LONDON, June 24 (Reuters) - British tyre startup ENSO
said on Monday that it has signed a letter of interest with the
U.S. Export-Import Bank to build a $500 million U.S. plant that
when fully operational should be able to make 20 million tyres
for electric vehicles annually.
The company said that by 2027 the plant should employ 600
people and produce 5 million tyres annually, adding that
potential locations for the plant include Colorado, Nevada,
Texas, and Georgia, with "other states in consideration".

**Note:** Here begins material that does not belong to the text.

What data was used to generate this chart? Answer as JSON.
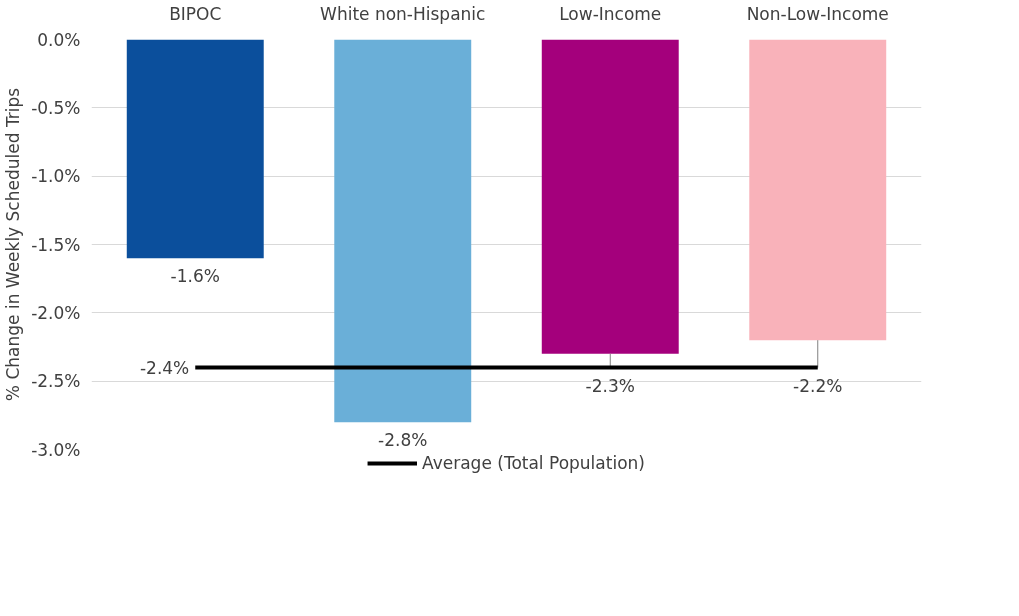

ENSO said it aims to recycle all of the tyres it produces in
the United States. The company did not provide a target date for
reaching full production.
"With strong regulatory support and a significant market
opportunity, we are committed to bringing our innovative,
low-emission, low-cost tyres to American consumers," ENSO CEO
Gunnlaugur Erlendsson said in a statement.
ENSO said technology partner Rockwell Automation ( ROK ) and
venture capital funds 8090 Industries and Galway Sustainable
Capital are also providing support for the new plant.
ENSO has developed tyres specifically for EVs, which can
increase their range by 10% and reduce particulate matter
emissions by 35%.
The company already sells tyres in Britain and will launch
U.S. sales this year.
When tyres make contact with the road, tiny particles are
abraded and emitted. The extra weight of EVs linked to their
batteries means they emit more particles, a problem that is
growing with the rising number of EVs on the road.
The European Union and the state of California have
announced rules designed to curb those tyre emissions.
The United States has also passed the Inflation Reduction
Act, which has minimum local production requirements for
automakers' EVs to qualify for government subsidies.